Soft paper, when mixed with water, gum, or, better still, with flour-paste, forms a substance which can be moulded to any form, and which, when dry, will be as hard as cardboard. Its hardness and durability may be increased by mingling with it many substances.
Combined with soft leather in small fragments or with the dust of leather, it forms what the French call carton-cuir. In this, or even in its natural state—that is, paper and paste—papier-mâché, as it is termed, can under pressure be made as hard as any wood. I have seen all kinds of articles of furniture made from it. In America there are manufactories in which pails or buckets, tubs, firkins, and even durable boats, are thus manufactured. There is in Bergen, Norway, a church built entirely of it mixed with lime. For certain kinds of mending it is very valuable.

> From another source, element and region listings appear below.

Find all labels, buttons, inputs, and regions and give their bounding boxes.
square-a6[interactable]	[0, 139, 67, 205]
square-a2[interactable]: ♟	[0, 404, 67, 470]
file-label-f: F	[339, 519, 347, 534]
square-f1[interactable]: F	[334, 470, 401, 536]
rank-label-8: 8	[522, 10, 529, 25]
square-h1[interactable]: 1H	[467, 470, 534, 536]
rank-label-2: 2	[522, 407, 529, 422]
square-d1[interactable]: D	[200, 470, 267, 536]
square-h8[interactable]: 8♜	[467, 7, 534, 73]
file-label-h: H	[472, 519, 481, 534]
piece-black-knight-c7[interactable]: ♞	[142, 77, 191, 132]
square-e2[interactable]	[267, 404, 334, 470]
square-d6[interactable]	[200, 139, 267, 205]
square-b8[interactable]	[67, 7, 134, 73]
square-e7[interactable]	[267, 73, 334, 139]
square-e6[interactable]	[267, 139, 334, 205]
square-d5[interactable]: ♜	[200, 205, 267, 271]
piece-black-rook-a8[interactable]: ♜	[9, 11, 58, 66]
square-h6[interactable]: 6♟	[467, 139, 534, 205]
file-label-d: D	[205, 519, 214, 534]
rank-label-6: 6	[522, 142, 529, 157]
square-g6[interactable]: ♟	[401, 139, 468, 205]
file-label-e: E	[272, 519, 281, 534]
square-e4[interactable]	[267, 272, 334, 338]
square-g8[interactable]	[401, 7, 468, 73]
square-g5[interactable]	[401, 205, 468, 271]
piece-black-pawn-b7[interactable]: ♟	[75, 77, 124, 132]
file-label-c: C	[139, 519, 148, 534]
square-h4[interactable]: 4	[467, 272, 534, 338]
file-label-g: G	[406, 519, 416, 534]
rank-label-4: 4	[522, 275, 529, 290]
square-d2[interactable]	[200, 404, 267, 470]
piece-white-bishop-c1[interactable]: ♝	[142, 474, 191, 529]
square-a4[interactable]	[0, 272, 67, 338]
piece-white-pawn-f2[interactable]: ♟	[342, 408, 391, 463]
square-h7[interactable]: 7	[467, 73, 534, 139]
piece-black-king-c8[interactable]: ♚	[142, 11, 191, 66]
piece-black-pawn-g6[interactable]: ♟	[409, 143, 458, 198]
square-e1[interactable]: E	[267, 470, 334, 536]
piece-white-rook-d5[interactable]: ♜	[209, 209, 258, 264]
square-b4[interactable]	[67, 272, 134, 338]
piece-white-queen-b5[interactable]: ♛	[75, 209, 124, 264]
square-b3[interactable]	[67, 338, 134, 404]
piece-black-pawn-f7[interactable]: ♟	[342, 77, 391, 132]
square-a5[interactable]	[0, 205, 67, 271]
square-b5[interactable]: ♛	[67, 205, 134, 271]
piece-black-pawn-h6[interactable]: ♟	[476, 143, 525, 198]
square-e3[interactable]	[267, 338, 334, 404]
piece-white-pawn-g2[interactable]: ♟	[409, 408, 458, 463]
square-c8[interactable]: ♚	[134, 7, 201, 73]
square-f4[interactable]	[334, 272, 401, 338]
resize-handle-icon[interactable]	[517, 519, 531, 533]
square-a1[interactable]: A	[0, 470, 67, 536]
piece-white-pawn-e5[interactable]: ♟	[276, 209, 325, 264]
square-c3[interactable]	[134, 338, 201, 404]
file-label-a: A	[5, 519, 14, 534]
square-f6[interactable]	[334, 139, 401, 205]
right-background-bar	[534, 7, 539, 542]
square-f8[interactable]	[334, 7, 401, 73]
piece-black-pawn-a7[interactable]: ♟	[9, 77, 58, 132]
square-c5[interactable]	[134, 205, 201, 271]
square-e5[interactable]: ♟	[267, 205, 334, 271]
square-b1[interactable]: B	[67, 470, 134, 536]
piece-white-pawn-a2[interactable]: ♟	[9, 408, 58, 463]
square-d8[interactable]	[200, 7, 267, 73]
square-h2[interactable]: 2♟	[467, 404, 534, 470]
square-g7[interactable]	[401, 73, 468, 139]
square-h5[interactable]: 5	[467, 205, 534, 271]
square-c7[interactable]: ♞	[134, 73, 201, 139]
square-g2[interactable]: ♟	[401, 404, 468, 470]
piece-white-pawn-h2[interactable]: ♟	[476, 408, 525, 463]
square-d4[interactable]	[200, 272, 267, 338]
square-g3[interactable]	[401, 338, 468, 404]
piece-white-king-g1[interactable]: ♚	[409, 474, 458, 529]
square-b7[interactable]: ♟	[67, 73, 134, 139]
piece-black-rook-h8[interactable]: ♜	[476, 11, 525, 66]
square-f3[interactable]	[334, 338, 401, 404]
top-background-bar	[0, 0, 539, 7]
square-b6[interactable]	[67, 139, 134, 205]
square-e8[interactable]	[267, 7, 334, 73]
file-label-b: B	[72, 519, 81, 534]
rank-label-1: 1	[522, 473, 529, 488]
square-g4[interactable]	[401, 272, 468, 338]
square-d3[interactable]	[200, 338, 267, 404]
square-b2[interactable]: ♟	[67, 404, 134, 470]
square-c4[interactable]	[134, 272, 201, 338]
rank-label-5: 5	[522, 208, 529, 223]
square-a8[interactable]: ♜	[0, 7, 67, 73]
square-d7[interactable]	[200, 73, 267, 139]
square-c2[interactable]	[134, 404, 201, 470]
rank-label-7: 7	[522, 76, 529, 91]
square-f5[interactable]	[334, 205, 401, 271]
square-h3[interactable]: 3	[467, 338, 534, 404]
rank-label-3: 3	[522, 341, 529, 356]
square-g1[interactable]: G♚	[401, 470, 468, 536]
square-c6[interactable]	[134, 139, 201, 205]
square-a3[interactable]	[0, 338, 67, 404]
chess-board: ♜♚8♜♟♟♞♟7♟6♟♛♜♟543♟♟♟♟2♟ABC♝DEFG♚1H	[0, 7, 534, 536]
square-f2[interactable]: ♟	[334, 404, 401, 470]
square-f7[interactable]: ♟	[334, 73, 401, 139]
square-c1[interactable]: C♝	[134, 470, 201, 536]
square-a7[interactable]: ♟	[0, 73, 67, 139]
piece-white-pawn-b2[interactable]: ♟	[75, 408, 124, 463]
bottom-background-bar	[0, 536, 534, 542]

Though not so plastic as clay, papier-mâché can, with a little practice, be moulded into any form. It consists simply of pasting piece on to piece, pressing it meantime as much as possible with the fingers or a wooden implement like a pestle. The pressure should be applied as it gradually dries. Any one can thus make very hard cardboard with a bread-roller on a board.
If you have the cardboard cover of a book badly damaged, with even a portion gone, it can be restored by using papier-mâché in which a solution of glue or gum has been infused. Glue it specially at the edges. For such repairing take paper-dust or pulp, combined with gum-arabic in alum-water solution, or simply the gum. This is easily moulded and smoothed into any cracks or torn places.
If parchment be torn away it is easily replaced. Cut a piece to replace the missing portion, dampen it and the edge which it is to join till quite soft, then glue the two together, using pressure. I have just effected this myself with a cover of which half was gone, and the mending is hardly visible. Use the broad knife freely to press down the edges.
By combination with a mixture of nitric or sulphuric acid and water, soft paper becomes parchment-like and very hard. This requires careful experimenting, for its success depends on the quality of the acid and the texture of the paper. Very remarkable results have been obtained from this, such as material resembling ivory, horn, and tortoise-shell, in large blocks.
Waste-paper is so common and cheap that papier-mâché can always be made anywhere. It is well adapted to close cracks in wood, walls, or elsewhere; and for those who wish for an employment or amusement, it affords endless facilities. One of these is the mending or making of toys.
A common mask is made as follows. On a face carved in wood and oiled there is spread common coarse soft paper wetted, which is carefully pressed down, and more paper and paste added, till it is of the requisite thickness. It is then, when rather dry, taken off and left to dry perfectly. It is then painted and varnished. Should a mask be broken, wet it, paste glue-paper over it, and paint it again.
Papier-mâché is popularly synonymous with that which is trashy and sham in art, simply because its capacities and applications are not known. Thus leather-work was long despised as only affording imitations of carved wood. But in the hands of a true artist—that is, of an original designer, who applies, and not a mere artisan, who imitates or copies—papier-mâché is as much a subject for art as any other material. It can be used in many ways, more or less allied to mending, as are all arts. Thus paper in fine powder, or reduced to a fine paste—or pulp—can be, with a little practice, mixed with gum and painted with a brush on a surface so as to produce relief. A very little elevation or depression thus serves to produce grounds which may serve to give light or shadow to pictures. Thus pastel painting or crayon in colours rubbed in, which has always been, even in the most vigorous hands, a weak or “softly sweet” art, may be made very vigorous by firmly relieving and roughening the ground; for, as the great American painter, Allston, often strengthened his colours by mixing sand with them, so pastel painting which lacks “sand” can have it supplied by mixing it with the gum for the ground.
To understand this process more clearly, let it be observed that, as the illuminators of mediæval manuscripts gave relief and the appearance of solidity to gold by making a raised surface with a powder of gesso (plaster of Paris) and clay and gum, so this principle can be carried out to a far greater extent by giving relief to a ground. Here those of limited views, who never get beyond the merely artisan stage of art, will at once decry this as shamming, and as imitating effect by the aid of modelling, and not being true art, quite forgetting that all is true to genius, and everything more or less sham in the mere imitation.